Economists say job losses likely, even as shutdown delays report
Friday’s jobs report is missing in action because of the federal shutdown, but economists are finding other ways of measuring apparent job losses concentrated in Midwestern states and oil country.
Unemployment could continue to rise, especially for Black people, who have borne the brunt of recent job losses.
Friday’s jobs report for September was missing because of the federal government shutdown. The U.S. Bureau of Labor Statistics staff responsible for collecting, analyzing and releasing the data have been furloughed since Wednesday.

© iStock.com/ultramarine5
The jobs report is useful to economists, government agencies such as the Federal Reserve, and investors trying to gauge the state of the economy, said Elise Gould, senior economist for the left-leaning Economic Policy Institute. If the data is missing for an extended time, it could distort such forecasts, she said.
“We still have some information on the economy from other sources, yes. None of the other indicators predict perfectly. There’s no replacement for the data,” Gould said.
Still, other groups are using their own measuring tools and sharing that information. ADP, a private payroll processing company, showed a decline of 32,000 jobs for the month of September.
The result “further validates what we’ve been seeing in the labor market, that U.S employers have been cautious with hiring,” ADP’s chief economist, Nela Richardson, said in a statement.
Austan Goolsbee, president and CEO of the Federal Reserve Bank of Chicago, said in an appearance on CNBC Friday morning that the available data shows weakness in both the labor market and in attempts to control inflation, making the Fed’s job difficult in deciding whether to stimulate the economy or rein it in.
“You’re seeing deterioration on both sides of the mission,” Goolsbee said. “The BLS data is the best in the world, and it does create difficulties when you’re kind of putting up a screen and you can’t see the data.”
Indiana, while gaining some new jobs in the Kokomo area for car parts and batteries factories, saw September layoffs of more than 1,600 workers, according to state figures. That includes 248 hospitality workers at a convention center in Evansville, 200 warehouse workers at a Target distribution center in Indianapolis, 123 layoffs at a security guard firm that lost a federal contract, and layoffs at two automotive parts factories totaling 189 workers.
Ohio also saw layoffs of 768 workers starting in September at a Kohl’s e-fulfillment in Middletown.
Black unemployment, which has spiked from 4.8% in April 2023 to 7.5% in August, has likely increased again, said Joseph Dean, who monitors it for the National Community Reinvestment Coalition, which encourages more investment in underserved communities.

© iStock - ronniechua
“If there were a jobs report, I’d expect a rise in the Black unemployment rate,” Dean said. “It’s likely due to a combination of factors: federal layoffs earlier in the year, anti-DEI efforts, and now primarily, stagnation in industries that employ large numbers of Black workers — like transportation and professional/business services.”
Another indicator of labor market trouble, initial claims for unemployment, were up 85% in North Dakota and 44% in Texas from August to September, according to numbers through the week ending Sept. 20 from the U.S. Department of Labor. Weak oil prices have led to recent energy layoffs in those states.

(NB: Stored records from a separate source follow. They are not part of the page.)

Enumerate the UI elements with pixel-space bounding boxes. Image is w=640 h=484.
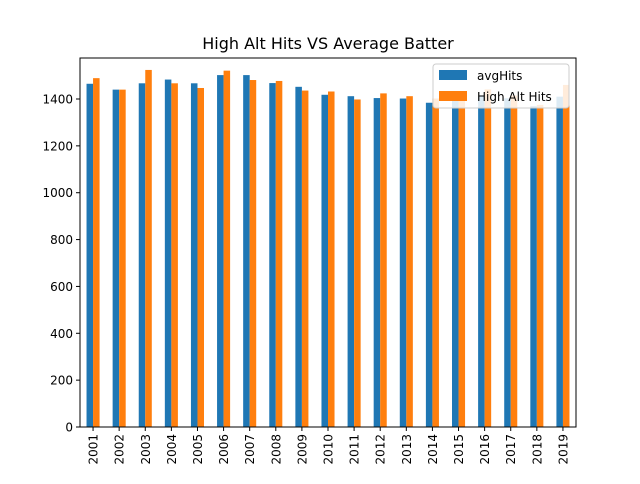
y-tick-label: 1200	[42, 139, 73, 153]
bar-high-alt-hits-2007	[249, 80, 257, 428]
bar-high-alt-hits-2009	[301, 90, 309, 427]
plot-frame	[79, 57, 577, 428]
x-tick-label: 2006	[217, 434, 231, 465]
x-axis: 2001 2002 2003 2004 2005 2006 2007 2008 2009 2010…	[87, 427, 570, 465]
y-tick-label: 200	[50, 374, 73, 388]
bar-high-alt-hits-2016	[484, 89, 492, 427]
bar-high-alt-hits-2012	[380, 93, 387, 427]
y-tick-label: 600	[50, 280, 73, 294]
x-tick-label: 2018	[530, 434, 544, 465]
bar-avghits-2008	[269, 83, 276, 427]
x-tick-label: 2016	[478, 434, 492, 465]
bar-avghits-2018	[530, 106, 537, 427]
x-tick-label: 2010	[322, 434, 336, 465]
bar-high-alt-hits-2010	[328, 91, 335, 427]
x-tick-label: 2003	[139, 434, 153, 465]
y-tick-label: 1400	[42, 93, 73, 107]
bars-group	[86, 69, 570, 428]
bar-high-alt-hits-2006	[223, 70, 231, 428]
bar-high-alt-hits-2003	[145, 69, 152, 427]
x-tick-label: 2008	[269, 434, 283, 465]
bar-avghits-2012	[373, 98, 381, 427]
bar-high-alt-hits-2015	[458, 94, 466, 427]
bar-avghits-2014	[425, 102, 433, 427]
bar-avghits-2002	[112, 89, 120, 427]
x-tick-label: 2001	[87, 434, 101, 465]
bar-avghits-2004	[164, 79, 172, 428]
bar-avghits-2015	[452, 97, 459, 428]
x-tick-label: 2019	[556, 434, 570, 465]
bar-avghits-2011	[347, 96, 355, 427]
y-tick-label: 800	[50, 233, 73, 247]
y-tick-label: 400	[50, 327, 73, 341]
x-tick-label: 2005	[191, 434, 205, 465]
bar-avghits-2009	[295, 86, 302, 427]
x-tick-label: 2012	[374, 434, 388, 465]
bar-avghits-2017	[504, 98, 511, 428]
y-tick-label: 1000	[42, 186, 73, 200]
bar-high-alt-hits-2018	[536, 104, 544, 428]
bar-avghits-2016	[478, 95, 485, 427]
bar-avghits-2006	[217, 75, 224, 427]
bar-avghits-2001	[86, 83, 94, 428]
bar-avghits-2010	[321, 94, 328, 427]
bar-avghits-2003	[138, 83, 146, 428]
bar-high-alt-hits-2011	[354, 99, 361, 427]
y-tick-label: 0	[65, 421, 73, 435]
legend-label: avgHits	[477, 69, 522, 83]
legend-swatch	[439, 91, 467, 101]
legend-label: High Alt Hits	[477, 90, 552, 104]
x-tick-label: 2013	[400, 434, 414, 465]
x-tick-label: 2015	[452, 434, 466, 465]
legend-swatch	[439, 70, 467, 80]
bar-high-alt-hits-2002	[119, 89, 126, 427]
x-tick-label: 2004	[165, 434, 179, 465]
bar-avghits-2019	[556, 96, 563, 427]
x-tick-label: 2009	[295, 434, 309, 465]
bar-avghits-2013	[399, 98, 407, 427]
legend: avgHits High Alt Hits	[432, 63, 570, 109]
bar-avghits-2007	[243, 75, 250, 427]
bar-high-alt-hits-2005	[197, 87, 204, 428]
x-tick-label: 2011	[348, 434, 362, 465]
bar-high-alt-hits-2013	[406, 96, 413, 427]
bar-high-alt-hits-2017	[510, 95, 518, 428]
bar-avghits-2005	[190, 83, 198, 428]
bar-high-alt-hits-2001	[93, 78, 100, 428]
x-tick-label: 2017	[504, 434, 518, 465]
bar-high-alt-hits-2004	[171, 83, 178, 428]
bar-high-alt-hits-2014	[432, 98, 439, 427]
y-axis: 0 200 400 600 800 1000 1200 1400	[42, 93, 80, 435]
chart-title: High Alt Hits VS Average Batter	[202, 34, 454, 53]
bar-high-alt-hits-2008	[275, 80, 283, 428]
x-tick-label: 2002	[113, 434, 127, 465]
bar-high-alt-hits-2019	[562, 84, 570, 427]
x-tick-label: 2007	[243, 434, 257, 465]
x-tick-label: 2014	[426, 434, 440, 465]
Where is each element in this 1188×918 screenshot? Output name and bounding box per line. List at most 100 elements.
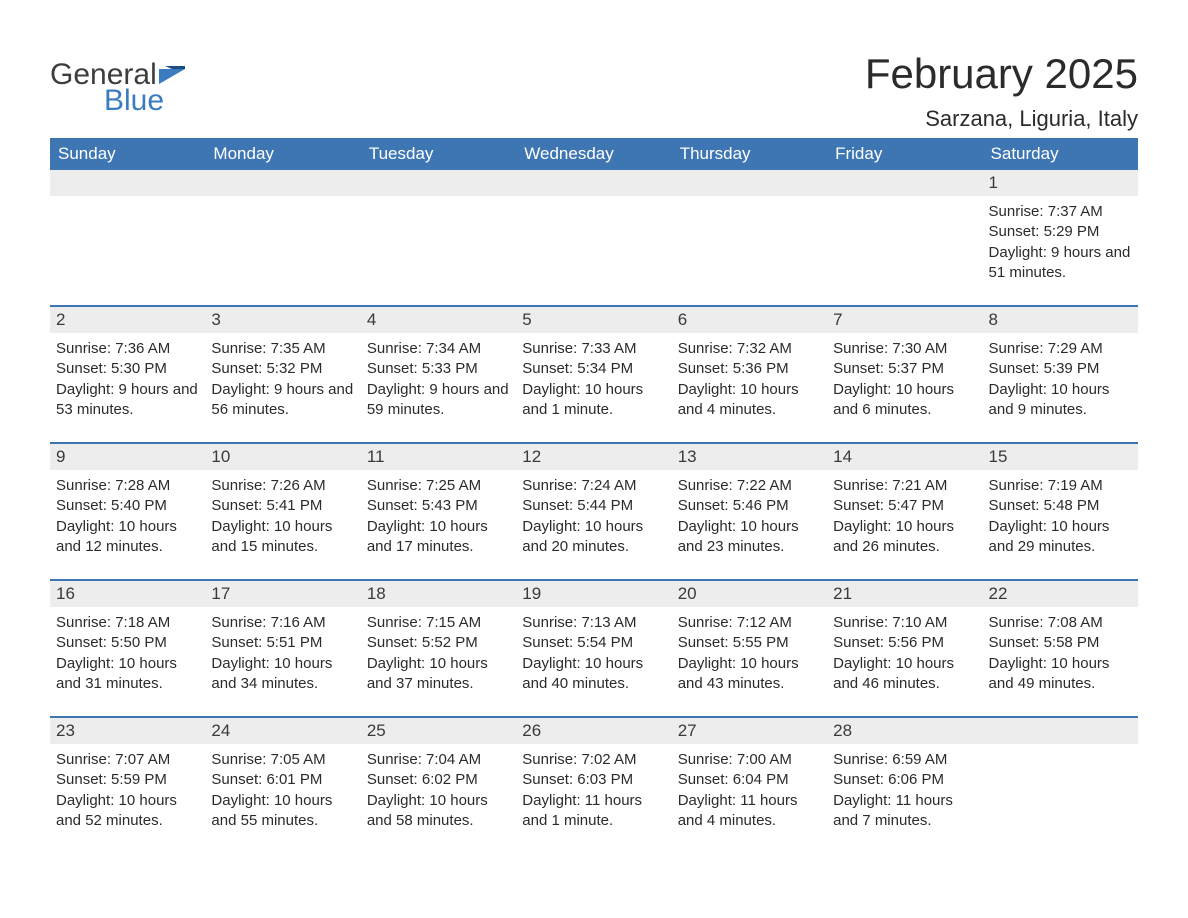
day-details: Sunrise: 7:08 AMSunset: 5:58 PMDaylight:… (983, 607, 1138, 698)
day-number: 28 (827, 718, 982, 744)
day-number: 11 (361, 444, 516, 470)
calendar-day: 3Sunrise: 7:35 AMSunset: 5:32 PMDaylight… (205, 307, 360, 424)
day-details: Sunrise: 7:00 AMSunset: 6:04 PMDaylight:… (672, 744, 827, 835)
day-details: Sunrise: 7:19 AMSunset: 5:48 PMDaylight:… (983, 470, 1138, 561)
calendar-day: 20Sunrise: 7:12 AMSunset: 5:55 PMDayligh… (672, 581, 827, 698)
weekday-monday: Monday (205, 138, 360, 170)
day-number: 26 (516, 718, 671, 744)
sunrise-text: Sunrise: 7:33 AM (522, 339, 665, 359)
sunset-text: Sunset: 6:02 PM (367, 770, 510, 790)
sunset-text: Sunset: 5:32 PM (211, 359, 354, 379)
day-number (205, 170, 360, 196)
daylight-text: Daylight: 11 hours and 1 minute. (522, 791, 665, 832)
day-number (672, 170, 827, 196)
weekday-wednesday: Wednesday (516, 138, 671, 170)
day-number: 4 (361, 307, 516, 333)
calendar-day: 11Sunrise: 7:25 AMSunset: 5:43 PMDayligh… (361, 444, 516, 561)
daylight-text: Daylight: 10 hours and 1 minute. (522, 380, 665, 421)
sunset-text: Sunset: 5:56 PM (833, 633, 976, 653)
day-details: Sunrise: 7:25 AMSunset: 5:43 PMDaylight:… (361, 470, 516, 561)
day-number: 19 (516, 581, 671, 607)
calendar-day: 8Sunrise: 7:29 AMSunset: 5:39 PMDaylight… (983, 307, 1138, 424)
calendar-day: 23Sunrise: 7:07 AMSunset: 5:59 PMDayligh… (50, 718, 205, 835)
day-details: Sunrise: 7:22 AMSunset: 5:46 PMDaylight:… (672, 470, 827, 561)
sunrise-text: Sunrise: 7:02 AM (522, 750, 665, 770)
day-details: Sunrise: 7:15 AMSunset: 5:52 PMDaylight:… (361, 607, 516, 698)
calendar-day: 2Sunrise: 7:36 AMSunset: 5:30 PMDaylight… (50, 307, 205, 424)
sunset-text: Sunset: 5:52 PM (367, 633, 510, 653)
calendar-day: 1Sunrise: 7:37 AMSunset: 5:29 PMDaylight… (983, 170, 1138, 287)
daylight-text: Daylight: 10 hours and 4 minutes. (678, 380, 821, 421)
day-details: Sunrise: 7:05 AMSunset: 6:01 PMDaylight:… (205, 744, 360, 835)
calendar-day: 27Sunrise: 7:00 AMSunset: 6:04 PMDayligh… (672, 718, 827, 835)
day-details: Sunrise: 7:21 AMSunset: 5:47 PMDaylight:… (827, 470, 982, 561)
day-number: 2 (50, 307, 205, 333)
calendar-day: 12Sunrise: 7:24 AMSunset: 5:44 PMDayligh… (516, 444, 671, 561)
day-details: Sunrise: 7:18 AMSunset: 5:50 PMDaylight:… (50, 607, 205, 698)
sunset-text: Sunset: 6:01 PM (211, 770, 354, 790)
day-details: Sunrise: 7:02 AMSunset: 6:03 PMDaylight:… (516, 744, 671, 835)
sunset-text: Sunset: 5:39 PM (989, 359, 1132, 379)
daylight-text: Daylight: 10 hours and 23 minutes. (678, 517, 821, 558)
weekday-friday: Friday (827, 138, 982, 170)
sunset-text: Sunset: 5:41 PM (211, 496, 354, 516)
sunset-text: Sunset: 5:55 PM (678, 633, 821, 653)
calendar-day: 25Sunrise: 7:04 AMSunset: 6:02 PMDayligh… (361, 718, 516, 835)
day-details: Sunrise: 7:04 AMSunset: 6:02 PMDaylight:… (361, 744, 516, 835)
day-details: Sunrise: 7:32 AMSunset: 5:36 PMDaylight:… (672, 333, 827, 424)
calendar-day: 6Sunrise: 7:32 AMSunset: 5:36 PMDaylight… (672, 307, 827, 424)
logo: General Blue (50, 50, 185, 118)
weekday-tuesday: Tuesday (361, 138, 516, 170)
day-number: 24 (205, 718, 360, 744)
day-number: 1 (983, 170, 1138, 196)
calendar-day: 26Sunrise: 7:02 AMSunset: 6:03 PMDayligh… (516, 718, 671, 835)
sunrise-text: Sunrise: 7:30 AM (833, 339, 976, 359)
daylight-text: Daylight: 10 hours and 52 minutes. (56, 791, 199, 832)
sunset-text: Sunset: 5:33 PM (367, 359, 510, 379)
sunrise-text: Sunrise: 7:07 AM (56, 750, 199, 770)
sunset-text: Sunset: 6:06 PM (833, 770, 976, 790)
sunrise-text: Sunrise: 7:04 AM (367, 750, 510, 770)
sunrise-text: Sunrise: 7:19 AM (989, 476, 1132, 496)
day-number: 5 (516, 307, 671, 333)
day-details: Sunrise: 7:13 AMSunset: 5:54 PMDaylight:… (516, 607, 671, 698)
calendar-day (827, 170, 982, 287)
sunrise-text: Sunrise: 7:32 AM (678, 339, 821, 359)
daylight-text: Daylight: 10 hours and 12 minutes. (56, 517, 199, 558)
daylight-text: Daylight: 11 hours and 7 minutes. (833, 791, 976, 832)
calendar-week: 2Sunrise: 7:36 AMSunset: 5:30 PMDaylight… (50, 305, 1138, 424)
day-number: 6 (672, 307, 827, 333)
day-number: 21 (827, 581, 982, 607)
sunrise-text: Sunrise: 7:35 AM (211, 339, 354, 359)
month-title: February 2025 (865, 50, 1138, 98)
calendar-day (672, 170, 827, 287)
daylight-text: Daylight: 10 hours and 43 minutes. (678, 654, 821, 695)
daylight-text: Daylight: 10 hours and 29 minutes. (989, 517, 1132, 558)
sunset-text: Sunset: 5:43 PM (367, 496, 510, 516)
day-number: 17 (205, 581, 360, 607)
day-details: Sunrise: 7:37 AMSunset: 5:29 PMDaylight:… (983, 196, 1138, 287)
day-number: 3 (205, 307, 360, 333)
daylight-text: Daylight: 9 hours and 51 minutes. (989, 243, 1132, 284)
calendar-day: 5Sunrise: 7:33 AMSunset: 5:34 PMDaylight… (516, 307, 671, 424)
calendar: Sunday Monday Tuesday Wednesday Thursday… (50, 138, 1138, 835)
logo-flag-icon (159, 66, 185, 86)
sunset-text: Sunset: 5:58 PM (989, 633, 1132, 653)
calendar-week: 23Sunrise: 7:07 AMSunset: 5:59 PMDayligh… (50, 716, 1138, 835)
daylight-text: Daylight: 9 hours and 59 minutes. (367, 380, 510, 421)
sunset-text: Sunset: 5:40 PM (56, 496, 199, 516)
calendar-day: 18Sunrise: 7:15 AMSunset: 5:52 PMDayligh… (361, 581, 516, 698)
daylight-text: Daylight: 10 hours and 46 minutes. (833, 654, 976, 695)
sunrise-text: Sunrise: 7:00 AM (678, 750, 821, 770)
calendar-day (983, 718, 1138, 835)
day-details: Sunrise: 6:59 AMSunset: 6:06 PMDaylight:… (827, 744, 982, 835)
day-number (516, 170, 671, 196)
day-details: Sunrise: 7:34 AMSunset: 5:33 PMDaylight:… (361, 333, 516, 424)
daylight-text: Daylight: 10 hours and 34 minutes. (211, 654, 354, 695)
calendar-day: 7Sunrise: 7:30 AMSunset: 5:37 PMDaylight… (827, 307, 982, 424)
day-number: 22 (983, 581, 1138, 607)
sunset-text: Sunset: 5:37 PM (833, 359, 976, 379)
day-details: Sunrise: 7:29 AMSunset: 5:39 PMDaylight:… (983, 333, 1138, 424)
calendar-day: 14Sunrise: 7:21 AMSunset: 5:47 PMDayligh… (827, 444, 982, 561)
sunset-text: Sunset: 5:47 PM (833, 496, 976, 516)
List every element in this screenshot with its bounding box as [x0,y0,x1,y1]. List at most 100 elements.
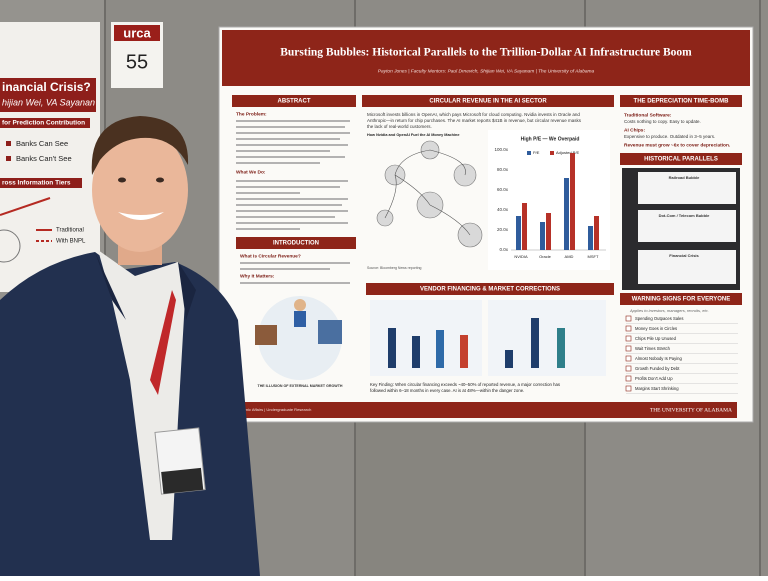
bar [516,216,521,250]
parallel-card [638,250,736,284]
legend-label: Traditional [56,228,84,234]
band-text: for Prediction Contribution [2,120,85,127]
checkbox [625,355,632,362]
caption: THE ILLUSION OF EXTERNAL MARKET GROWTH [258,384,343,388]
smile [118,212,164,220]
legend-swatch [550,151,554,155]
checkbox [625,365,632,372]
face [92,128,188,252]
bar [522,203,527,250]
warning-item: Growth Funded by Debt [635,366,680,371]
title-band [222,30,750,86]
item: Banks Can See [16,139,68,148]
badge-number: 55 [126,51,148,73]
illustration-figure [294,299,306,311]
bar [412,336,420,368]
abstract-lines [236,120,350,230]
poster-sheet [0,22,100,292]
legend-swatch [527,151,531,155]
source: Source: Bloomberg News reporting [367,266,422,270]
card-title: Dot-Com / Telecom Bubble [659,213,711,218]
footer: THE UNIVERSITY OF ALABAMA [650,407,732,413]
warning-item: Margins Start Shrinking [635,386,679,391]
item: Banks Can't See [16,154,72,163]
illustration-figure [294,311,306,327]
section-heading: CIRCULAR REVENUE IN THE AI SECTOR [429,99,547,105]
lapel [95,252,196,320]
bar [436,330,444,368]
y-tick-label: 40.0x [497,207,509,212]
legend-label: P/E [533,150,540,155]
chart-title: High P/E — We Overpaid [521,136,580,142]
section-header [362,95,614,107]
band [0,118,90,128]
edges [384,149,471,236]
bar [588,226,593,250]
x-tick-label: Oracle [539,254,552,259]
x-tick-label: AMD [565,254,574,259]
x-tick-label: NVIDIA [514,254,528,259]
title: inancial Crisis? [2,80,91,94]
card-title: Financial Crisis [669,253,699,258]
y-tick-label: 100.0x [494,147,508,152]
bar [557,328,565,368]
person [0,116,260,576]
subheading: What Is Circular Revenue? [240,253,301,259]
checkbox [625,315,632,322]
footer-band [222,402,737,418]
y-tick-label: 20.0x [497,227,509,232]
subheading: What We Do: [236,169,266,175]
section-heading: HISTORICAL PARALLELS [644,157,718,163]
warning-item: Profits Don't Add Up [635,376,673,381]
key-finding: followed within 6–18 months in every cas… [370,388,524,393]
checkbox [625,325,632,332]
warning-item: Spending Outpaces Sales [635,316,683,321]
urca-badge: urca 55 [111,22,163,88]
lanyard [150,290,176,395]
subheading: Why It Matters: [240,273,275,279]
warning-item: Wait Times Stretch [635,346,671,351]
byline: Payton Jones | Faculty Mentors: Paul Drn… [378,68,595,74]
text: Expensive to produce. Outdated in 3–5 ye… [624,134,715,139]
chart-line [0,197,51,216]
key-finding: Key Finding: When circular financing exc… [370,382,560,387]
section-heading: ABSTRACT [278,99,311,105]
footer-left: Tri Academic Affairs | Undergraduate Res… [228,407,311,412]
section-heading: INTRODUCTION [273,241,319,247]
bullet [6,156,11,161]
bar [505,350,513,368]
section-header [620,153,742,165]
section-header [236,237,356,249]
badge-holder [161,467,204,494]
paragraph-line: Microsoft invests billions in OpenAI, wh… [367,112,580,117]
bullet [6,141,11,146]
band [0,178,82,188]
network-diagram [376,140,483,248]
subtitle: Applies to investors, managers, recruits… [629,308,709,313]
legend-label: With BNPL [56,239,86,245]
paragraph-line: the lack of real-world customers. [367,124,432,129]
checkbox [625,335,632,342]
y-tick-label: 80.0x [497,167,509,172]
illustration [258,296,342,380]
bar [460,335,468,368]
subheading: AI Chips: [624,127,645,133]
checkbox [625,345,632,352]
checkbox [625,385,632,392]
warning-item: Money Goes in Circles [635,326,677,331]
warning-list: Spending Outpaces Sales Money Goes in Cir… [625,315,738,394]
vendor-bars [388,318,565,368]
bar [594,216,599,250]
bar [388,328,396,368]
parallel-card [638,172,736,204]
warning-item: Chips Pile Up Unused [635,336,677,341]
y-tick-label: 0.0x [499,247,508,252]
illustration-building [255,325,277,345]
warning-item: Almost Nobody Is Paying [635,356,682,361]
subheading: The Problem: [236,111,267,117]
section-header [620,293,742,305]
checkbox [625,375,632,382]
illustration-building [318,320,342,344]
x-tick-label: MSFT [588,254,599,259]
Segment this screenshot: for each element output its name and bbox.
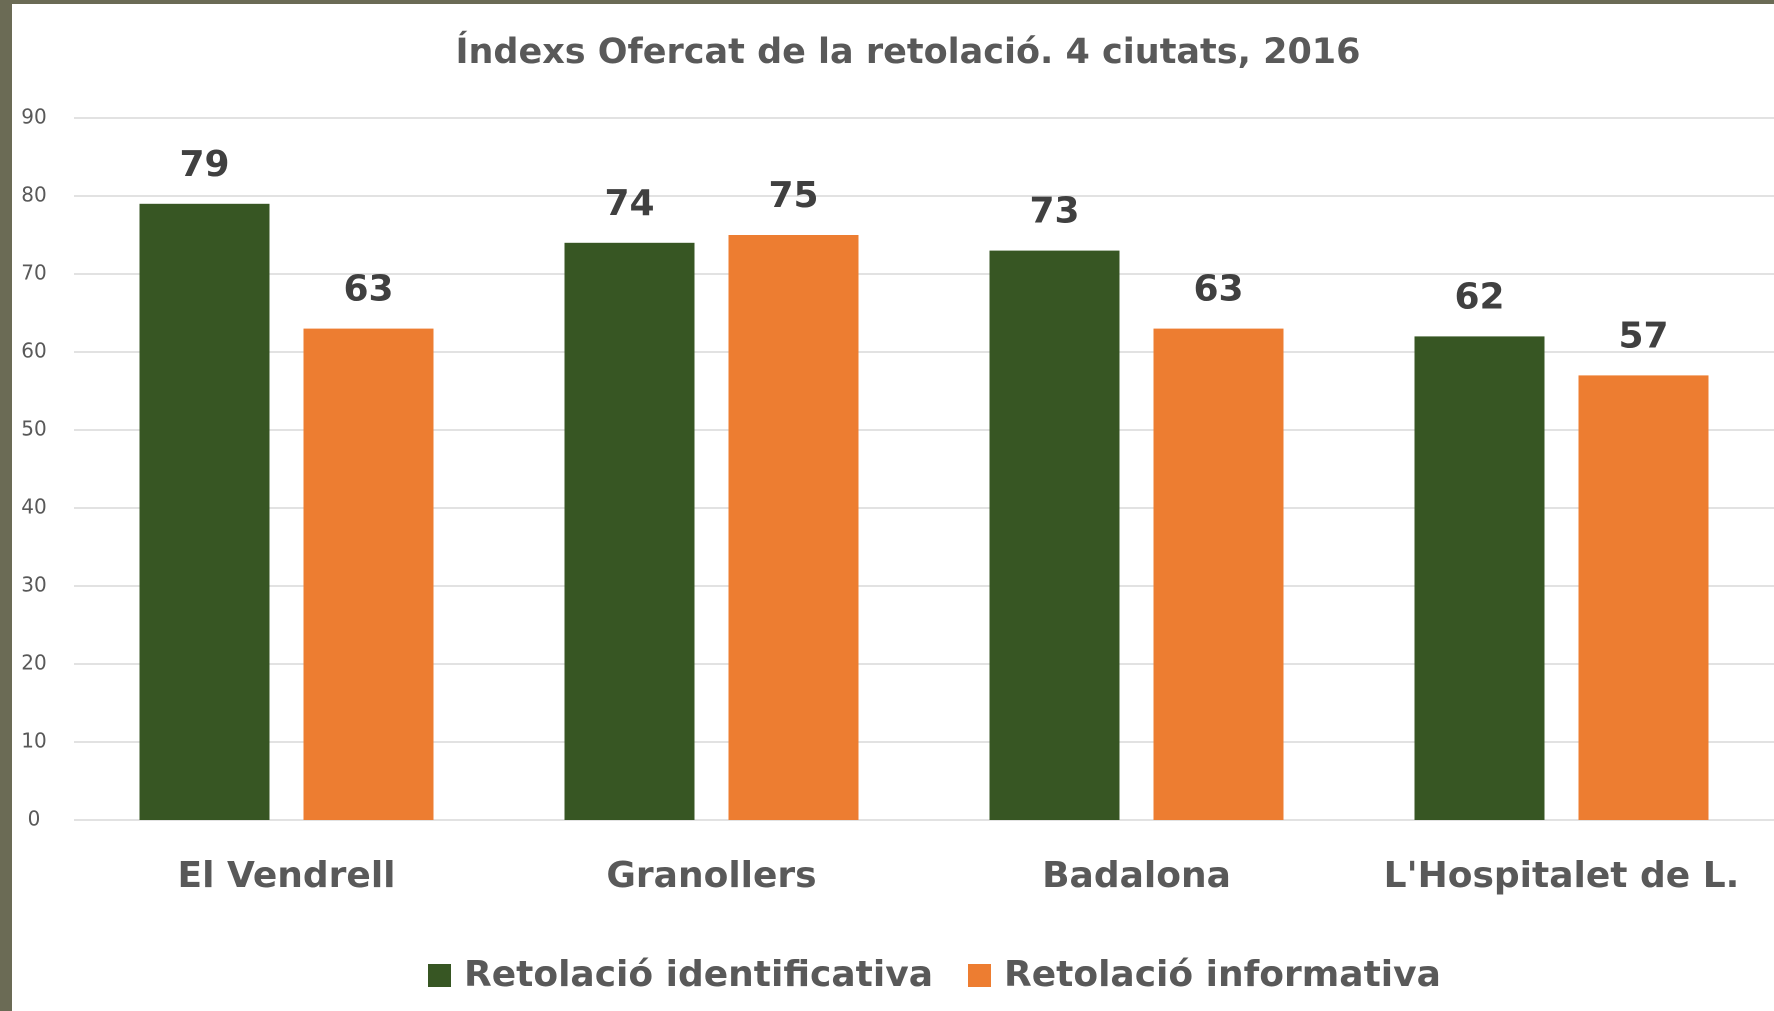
y-tick-label: 10	[21, 729, 46, 753]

In another private survey that could help gauge the health of the labor market, outsourcing firm Challenger, Gray and Christmas reported Thursday that companies have reported more than 54,000 job cuts in September. That’s a slower rate than August but brings the total this year to 946,000 job cuts, the highest since the pandemic in 2020 and up 55% from the first three quarters of 2024.
The leading reason for job cuts has been actions by the Trump administration’s Department of Government Efficiency task force, the firm said, including cuts to government jobs and “downstream impacts” of the federal cuts, such as loss of funding to nonprofits.
There were also about 7,000 technology jobs lost to AI disruption in September, making it harder to land entry-level jobs, the firm said.
“Right now, we’re dealing with a stagnating labor market, cost increases, and a transformative new technology,” said Andy Challenger, a labor expert at the firm, in a statement.
In August, some of the largest increases in the unemployment rate over the previous year were in Texas cities on the border with Mexico: 2 percentage points each in Brownsville-Harlingen (to 7.5% from 5.5% in 2024) and Eagle Pass (to 8.9% from 6.9% last year). Those metro area estimates for August were released Oct. 1.
Cedar Rapids, Iowa, saw a 1.8-point increase in unemployment from 3.6% to 5.4%, and there were 1.7-point increases in Blacksburg, Virginia (from 4% to 5.7%), and Grants Pass, Oregon (from 6.1% to 7.8%).
Unemployment fell the most in Kokomo, Indiana, (down nearly 4.5 points from 10.7% to 6.2%) where Stellantis has been adding jobs in its automotive parts and batteries plants.
An earlier Stateline analysis showed New Jersey and Virginia were among the states most impacted by job losses in the second quarter of the year as federal cuts and corporate restructuring took a toll.